Luisella showed me several beautiful flavors of number theory, but when she introduced me to continued fractions, I was hooked. I remember getting stuck on a problem - now tell me if this has happened to any of you - FOR OVER A YEAR, only to learn that the solution didn't even exist in the terms that I was looking for! But it's these types of problems which teach us the most.. This was the first time I had ever truly been in awe of my failures. I say this because between sending my findings back and forth to Luisella in Italy, I had sent an original closed form for a certain type of continued fraction. It was a piece of new math, and it caught the attention of Umberto Cerutti, Luisella's husband... and it was beautiful. And I've learned a beautiful life lesson. In the midst of our failures, we find the seed of success.
Christopher Havens
www.lgbtqprisonsupport.com
My next letter from Italy was from Umberto. In his response, he suggested I partake a research involving the general Hurwitz continued fractions I was becoming very intimate with, and a certain transformation. I dove in. I worked my ass off. Then research I did gave several original formulae for different closed form sets of leaping convergents to more Hurwitz continued fractions. Umberto has since made me a member of his research team, where I have the honor of working with 3 brilliant minds.

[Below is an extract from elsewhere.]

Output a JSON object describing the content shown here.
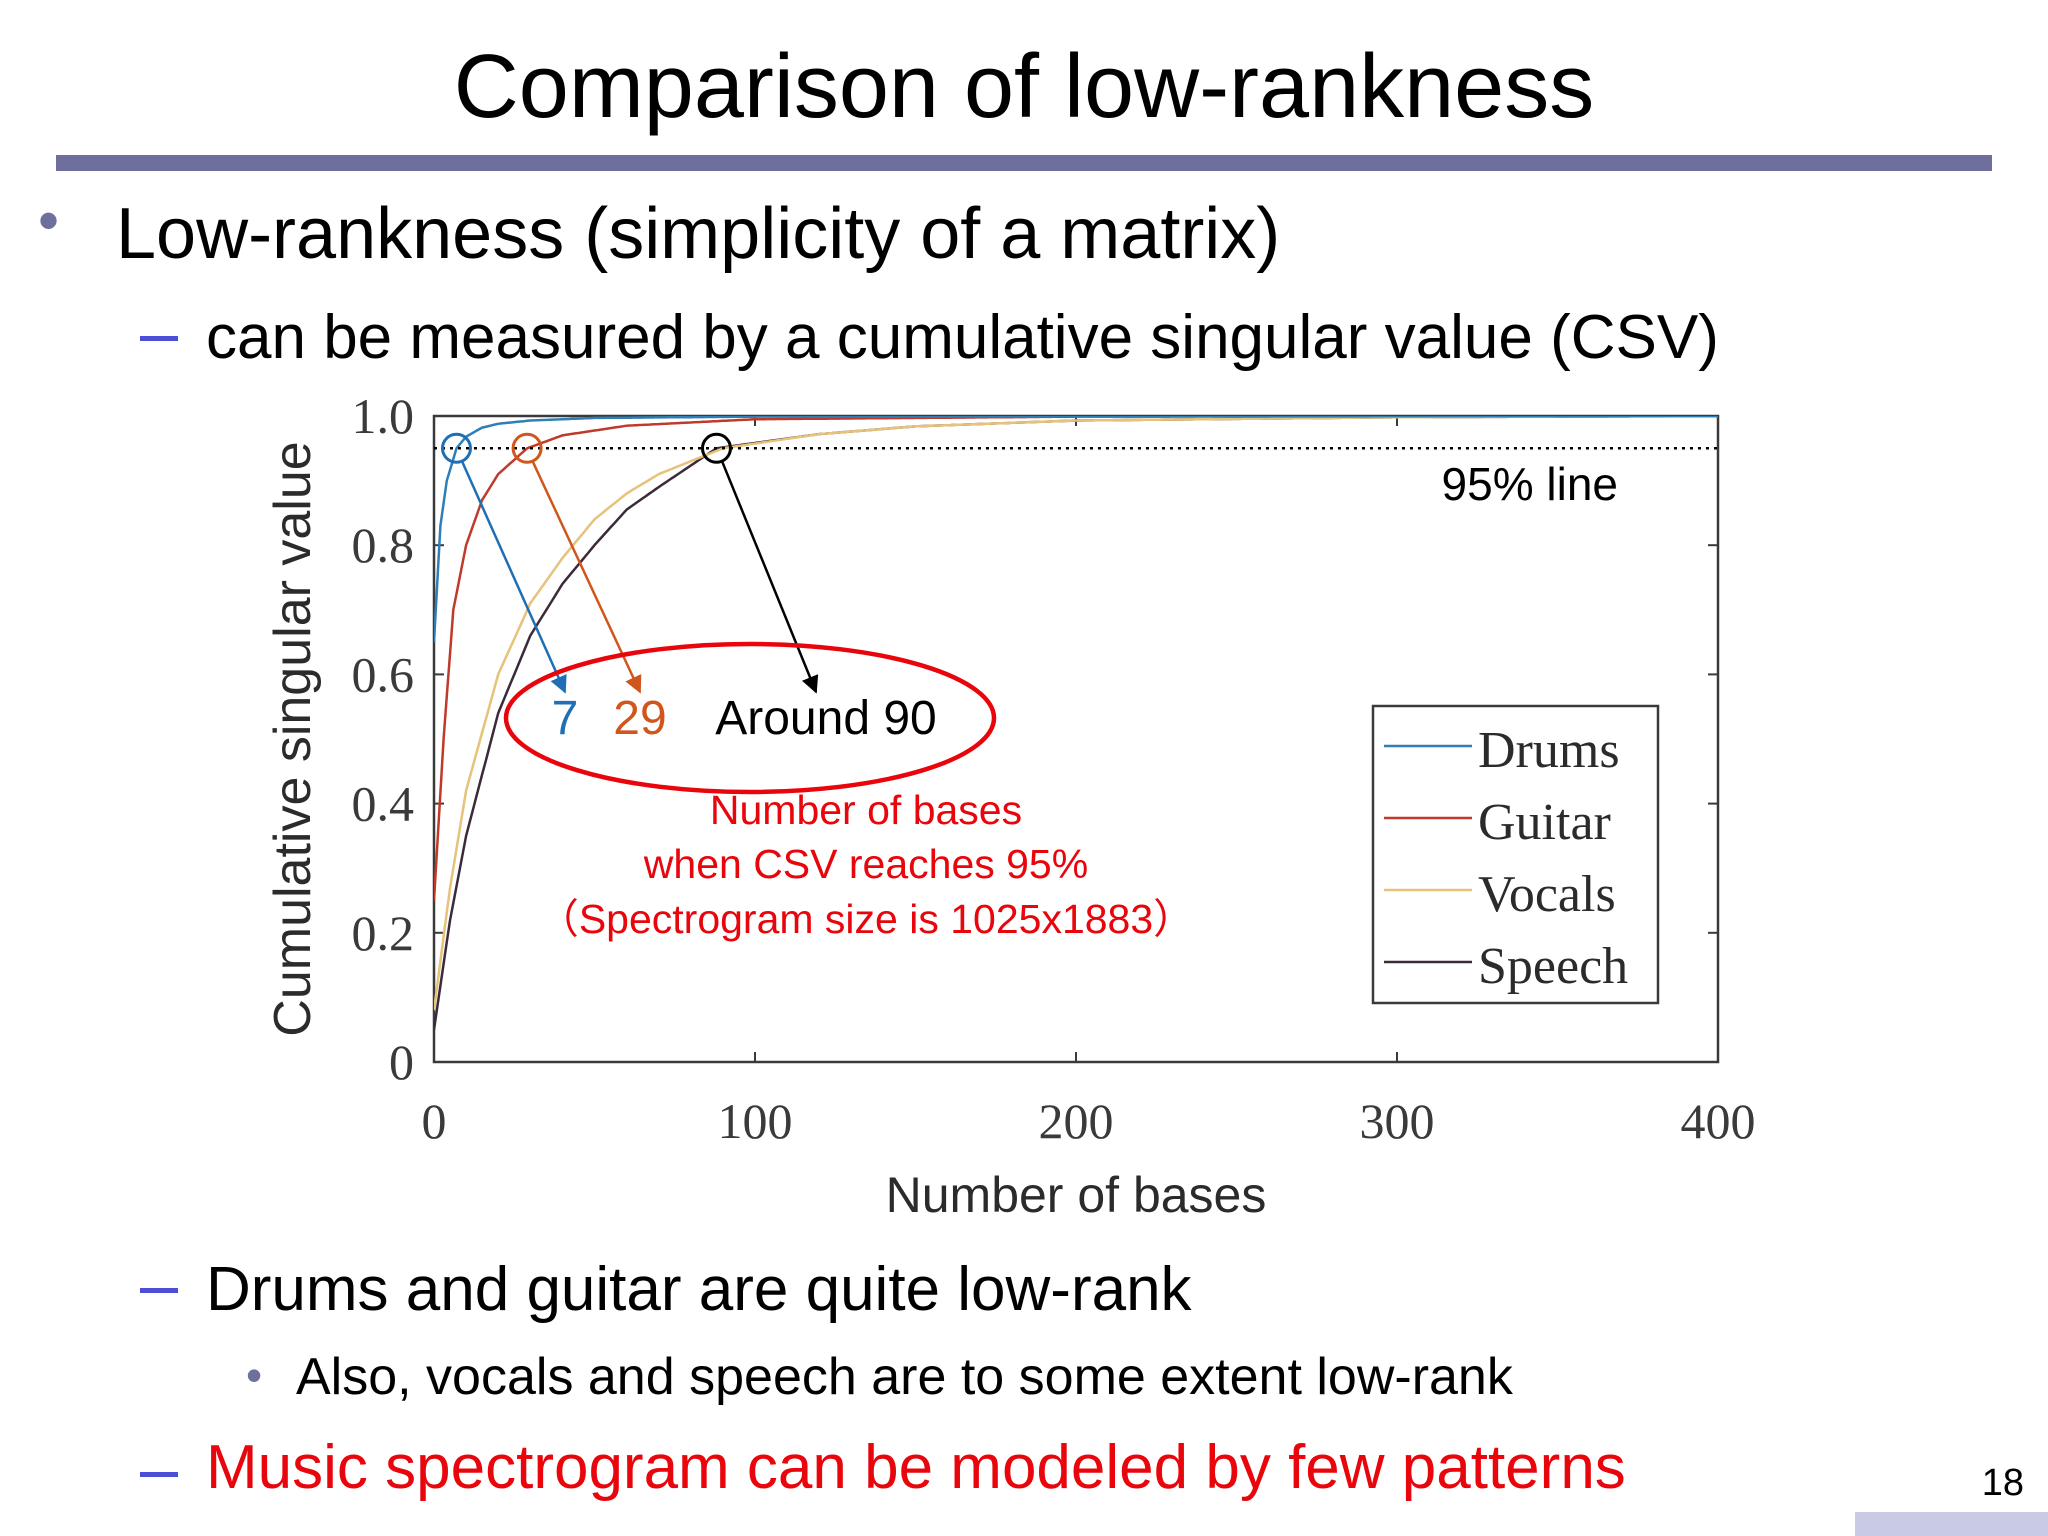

My involvement in the mathematical community has since exploded. Luisella and Umberto are my mentors. I've met them and several of their colleagues in person at the math events put on by the Prison Mathematics Project, the program I started. There are articles being written about me. As well, I'm currently involved in writing an expository article for a magazine catering to the history of mathematics. I don't doubt my future anymore... and the support I get from the mathematical community drives me and fuels me. We create a synergy.

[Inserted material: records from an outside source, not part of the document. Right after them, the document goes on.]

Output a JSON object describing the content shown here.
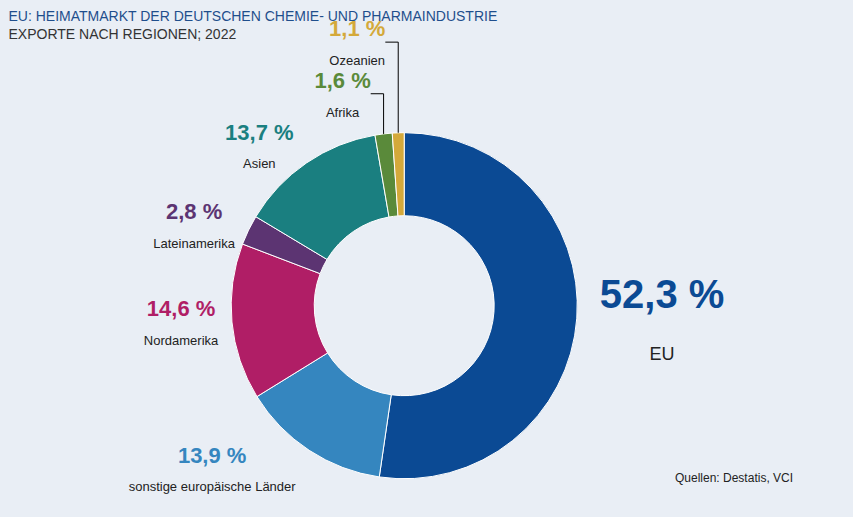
{
  "chart_data": {
    "type": "donut",
    "title": "EU: HEIMATMARKT DER DEUTSCHEN CHEMIE- UND PHARMAINDUSTRIE",
    "subtitle": "EXPORTE NACH REGIONEN; 2022",
    "categories": [
      "EU",
      "sonstige europäische Länder",
      "Nordamerika",
      "Lateinamerika",
      "Asien",
      "Afrika",
      "Ozeanien"
    ],
    "values": [
      52.3,
      13.9,
      14.6,
      2.8,
      13.7,
      1.6,
      1.1
    ],
    "value_labels": [
      "52,3 %",
      "13,9 %",
      "14,6 %",
      "2,8 %",
      "13,7 %",
      "1,6 %",
      "1,1 %"
    ],
    "colors": [
      "#0b4a94",
      "#3586bf",
      "#b01e66",
      "#5c3472",
      "#1a7f80",
      "#5a8a3a",
      "#d4a93a"
    ],
    "data_labels": true,
    "source": "Quellen: Destatis, VCI"
  }
}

I once decided that I'd set a 25 year goal.. to make some beautiful math and publish it. The idea being that I would truly give the victims of my crime the justice they deserve by contributing something permanent to the world... It seemed fitting since I had permanently taken something that I cannot give back. I set my goal high. After all, I am only the "institutionally challenged". And it frustrates me to see so many of us with the same notion that we are only what we are.. because we can do so much more. Why dumb it down to what the public perceives of us? You know, It has only been three years since setting that goal. The research suggested to me by Umberto has come to fruit. The name of the paper is "On non-linear leaping convergents of a linear fractional transformation of Hurwitz continued fractions". At this moment it is in the publication process where the referees are pouring through the work. It's a joint paper, and it's under review for publication at a journal of number theory in Tokyo, Japan. And this is only one of many. One of the few lessons I've learned from the school of hard knocks, that didn't hurt, was that you can't set your goals high enough. Your limit is here ( in your head). Because if we don't set our goals to reach the moon, then we'll never truly get a good look at the stars.

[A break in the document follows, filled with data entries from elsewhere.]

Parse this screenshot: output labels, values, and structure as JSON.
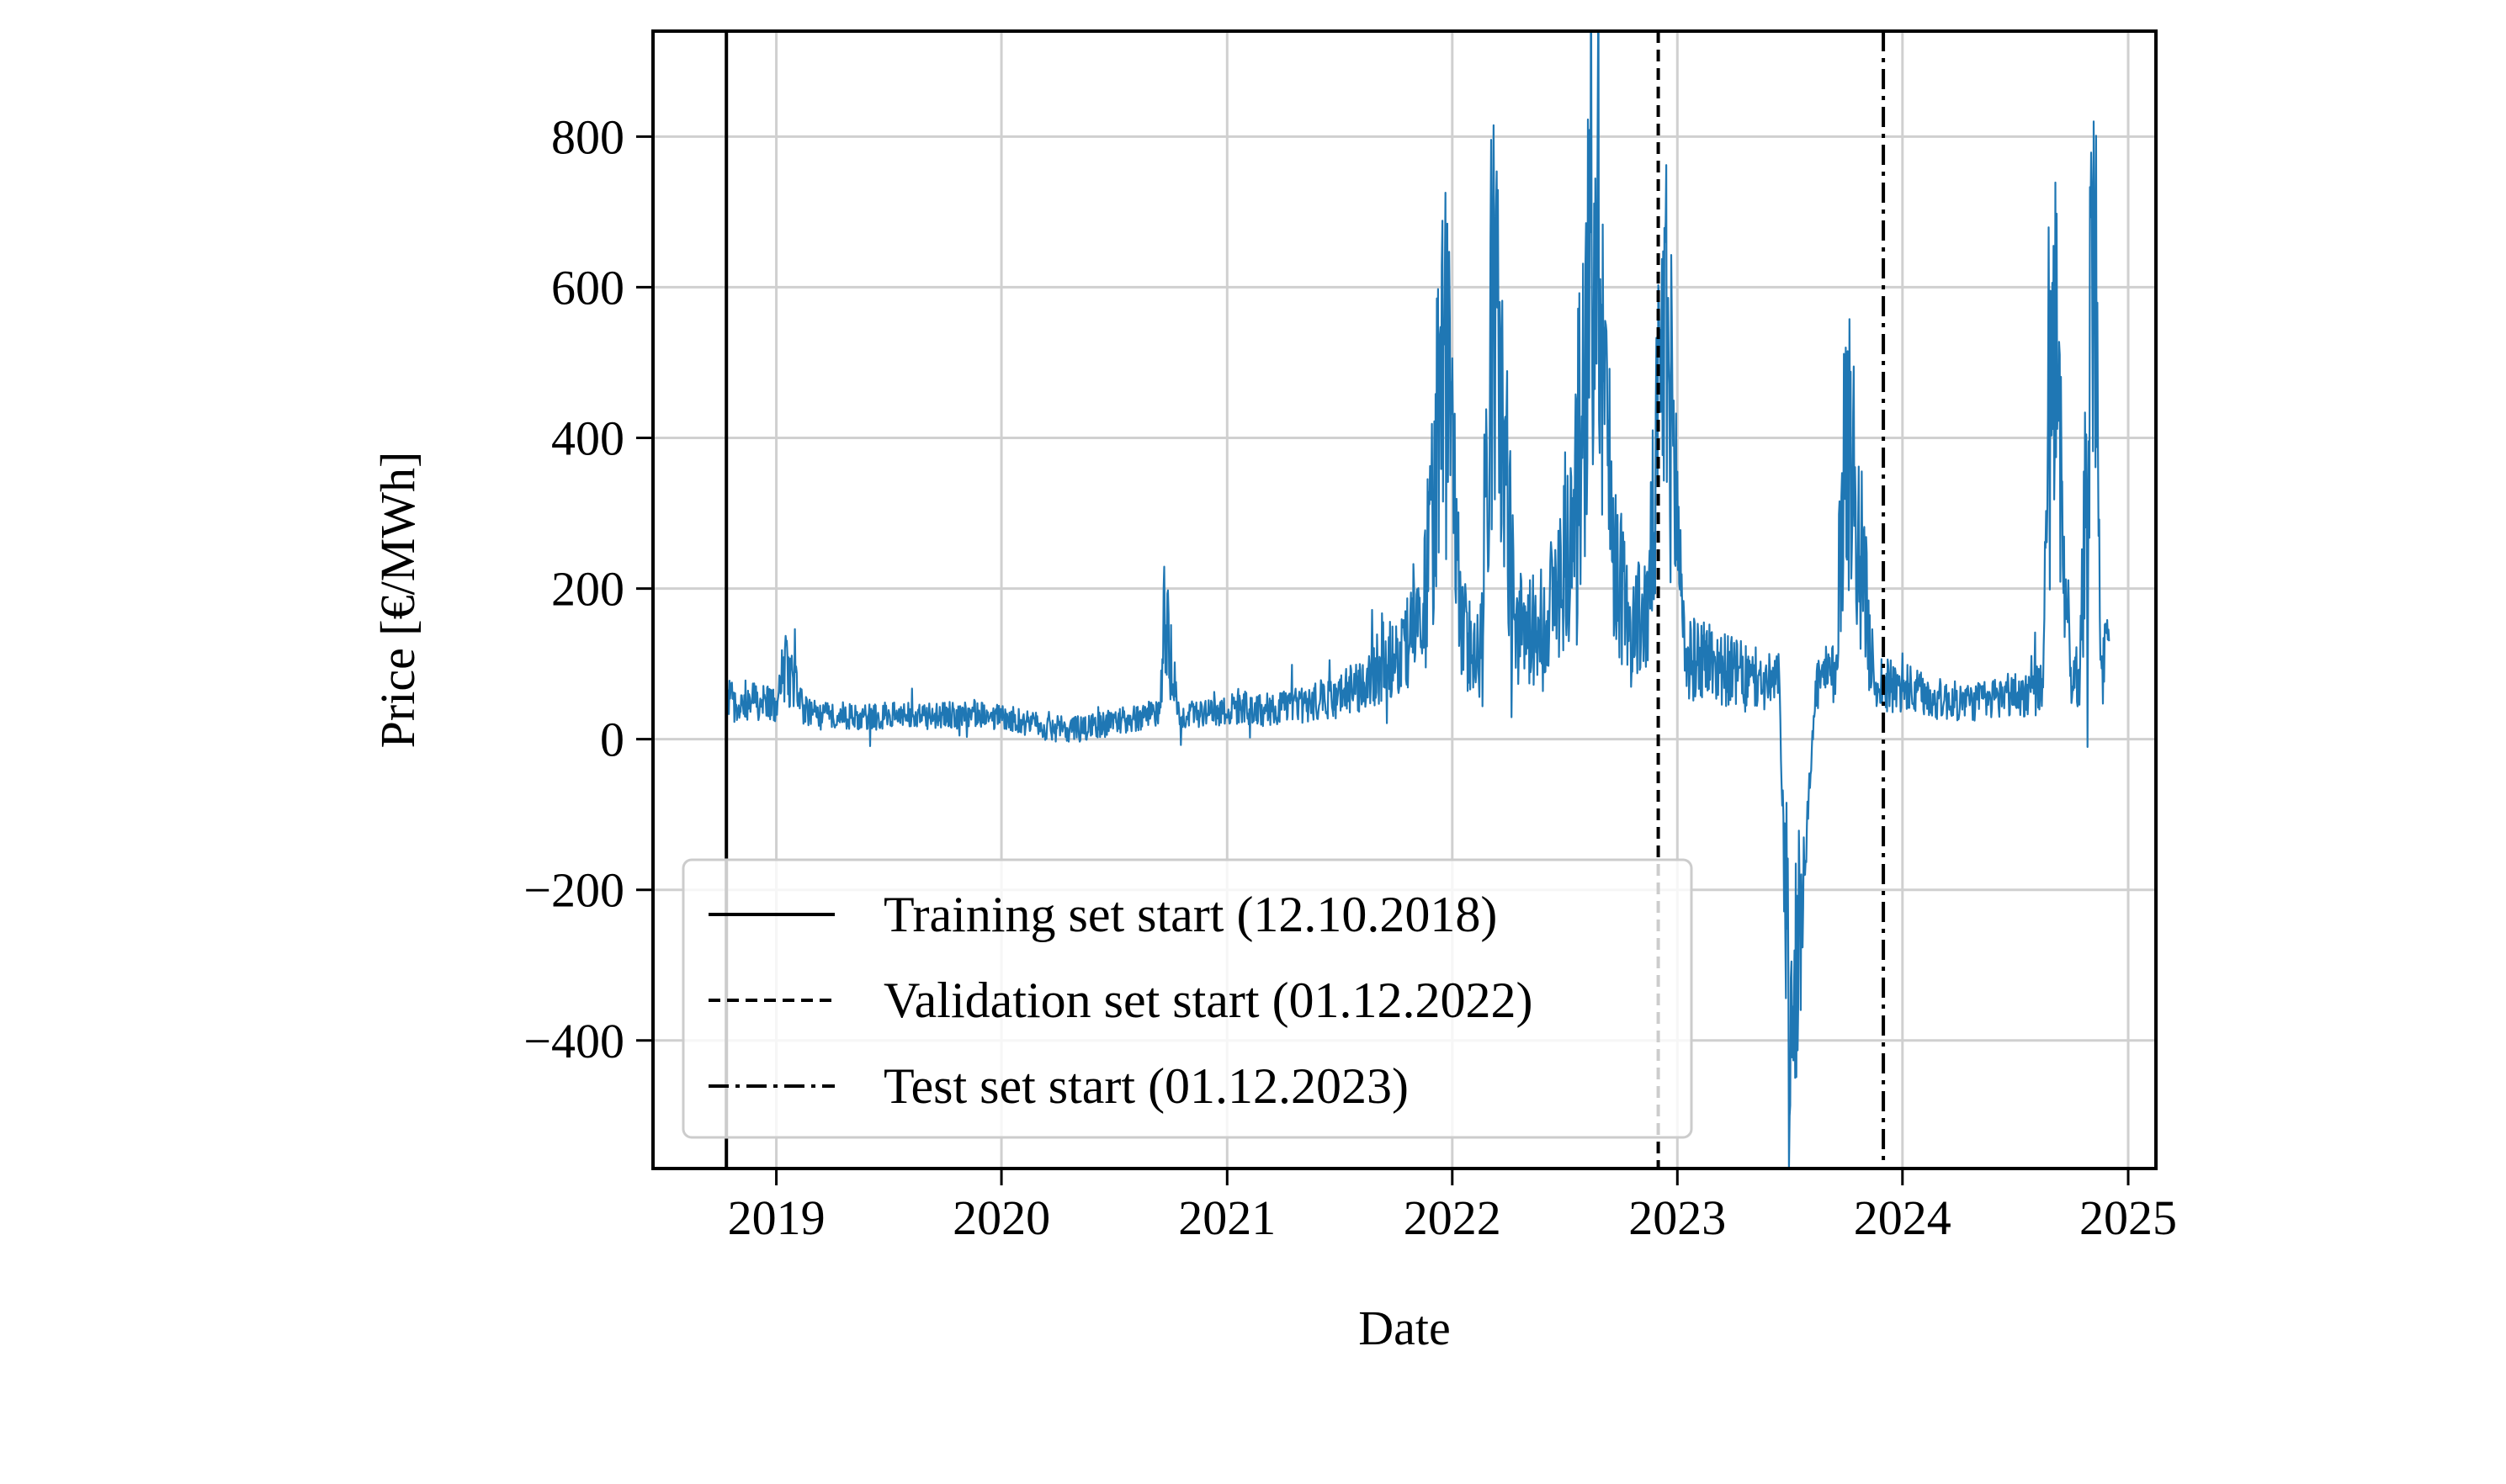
{
  "chart_data": {
    "type": "line",
    "title": "",
    "xlabel": "Date",
    "ylabel": "Price [€/MWh]",
    "x_axis_type": "date",
    "xlim": [
      "2018-06-15",
      "2025-02-15"
    ],
    "ylim": [
      -570,
      940
    ],
    "x_ticks": [
      {
        "value": "2019-01-01",
        "label": "2019"
      },
      {
        "value": "2020-01-01",
        "label": "2020"
      },
      {
        "value": "2021-01-01",
        "label": "2021"
      },
      {
        "value": "2022-01-01",
        "label": "2022"
      },
      {
        "value": "2023-01-01",
        "label": "2023"
      },
      {
        "value": "2024-01-01",
        "label": "2024"
      },
      {
        "value": "2025-01-01",
        "label": "2025"
      }
    ],
    "y_ticks": [
      {
        "value": -400,
        "label": "−400"
      },
      {
        "value": -200,
        "label": "−200"
      },
      {
        "value": 0,
        "label": "0"
      },
      {
        "value": 200,
        "label": "200"
      },
      {
        "value": 400,
        "label": "400"
      },
      {
        "value": 600,
        "label": "600"
      },
      {
        "value": 800,
        "label": "800"
      }
    ],
    "grid": true,
    "legend_position": "lower-left",
    "series": [
      {
        "color": "#1f77b4",
        "points": [
          [
            "2018-10-12",
            70
          ],
          [
            "2018-11-01",
            45
          ],
          [
            "2018-12-01",
            62
          ],
          [
            "2019-01-01",
            50
          ],
          [
            "2019-01-15",
            120
          ],
          [
            "2019-02-15",
            45
          ],
          [
            "2019-03-15",
            35
          ],
          [
            "2019-04-15",
            40
          ],
          [
            "2019-05-15",
            32
          ],
          [
            "2019-06-15",
            35
          ],
          [
            "2019-07-15",
            38
          ],
          [
            "2019-08-15",
            36
          ],
          [
            "2019-09-15",
            34
          ],
          [
            "2019-10-15",
            38
          ],
          [
            "2019-11-15",
            42
          ],
          [
            "2019-12-15",
            35
          ],
          [
            "2020-01-15",
            34
          ],
          [
            "2020-02-15",
            22
          ],
          [
            "2020-03-15",
            18
          ],
          [
            "2020-04-15",
            15
          ],
          [
            "2020-05-15",
            16
          ],
          [
            "2020-06-15",
            24
          ],
          [
            "2020-07-15",
            30
          ],
          [
            "2020-08-15",
            35
          ],
          [
            "2020-09-15",
            42
          ],
          [
            "2020-09-20",
            200
          ],
          [
            "2020-10-15",
            38
          ],
          [
            "2020-11-15",
            38
          ],
          [
            "2020-12-15",
            42
          ],
          [
            "2021-01-15",
            50
          ],
          [
            "2021-02-15",
            48
          ],
          [
            "2021-03-15",
            45
          ],
          [
            "2021-04-15",
            52
          ],
          [
            "2021-05-15",
            55
          ],
          [
            "2021-06-15",
            65
          ],
          [
            "2021-07-15",
            75
          ],
          [
            "2021-08-15",
            80
          ],
          [
            "2021-09-15",
            130
          ],
          [
            "2021-10-15",
            140
          ],
          [
            "2021-11-15",
            180
          ],
          [
            "2021-12-20",
            620
          ],
          [
            "2022-01-15",
            170
          ],
          [
            "2022-02-15",
            130
          ],
          [
            "2022-03-08",
            700
          ],
          [
            "2022-04-15",
            170
          ],
          [
            "2022-05-15",
            170
          ],
          [
            "2022-06-15",
            220
          ],
          [
            "2022-07-15",
            320
          ],
          [
            "2022-08-25",
            870
          ],
          [
            "2022-09-15",
            340
          ],
          [
            "2022-10-15",
            170
          ],
          [
            "2022-11-15",
            200
          ],
          [
            "2022-12-12",
            660
          ],
          [
            "2023-01-15",
            120
          ],
          [
            "2023-02-15",
            130
          ],
          [
            "2023-03-15",
            110
          ],
          [
            "2023-04-15",
            100
          ],
          [
            "2023-05-15",
            85
          ],
          [
            "2023-06-15",
            90
          ],
          [
            "2023-07-02",
            -500
          ],
          [
            "2023-08-15",
            90
          ],
          [
            "2023-09-15",
            100
          ],
          [
            "2023-10-01",
            520
          ],
          [
            "2023-11-15",
            95
          ],
          [
            "2023-12-15",
            80
          ],
          [
            "2024-01-15",
            75
          ],
          [
            "2024-02-15",
            65
          ],
          [
            "2024-03-15",
            60
          ],
          [
            "2024-04-15",
            58
          ],
          [
            "2024-05-15",
            60
          ],
          [
            "2024-06-15",
            70
          ],
          [
            "2024-07-15",
            70
          ],
          [
            "2024-08-15",
            80
          ],
          [
            "2024-09-02",
            655
          ],
          [
            "2024-09-30",
            95
          ],
          [
            "2024-10-15",
            100
          ],
          [
            "2024-11-06",
            820
          ],
          [
            "2024-11-20",
            110
          ],
          [
            "2024-12-01",
            130
          ]
        ]
      }
    ],
    "reference_lines": [
      {
        "date": "2018-10-12",
        "style": "solid",
        "label": "Training set start (12.10.2018)"
      },
      {
        "date": "2022-12-01",
        "style": "dashed",
        "label": "Validation set start (01.12.2022)"
      },
      {
        "date": "2023-12-01",
        "style": "dashdot",
        "label": "Test set start (01.12.2023)"
      }
    ]
  }
}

Before I sign off, I have one last thing to say.. contrast is a powerful thing. The biggest function of my past is the contrast it shows from what I was to what I am. But we can't use our past for much more than contrast and memories. The thing is, we are not our past.. we are not our future. We are what we are right now. And the future is only an inductive step away.. so if we want to shine in the future, then we must learn to shine in our present.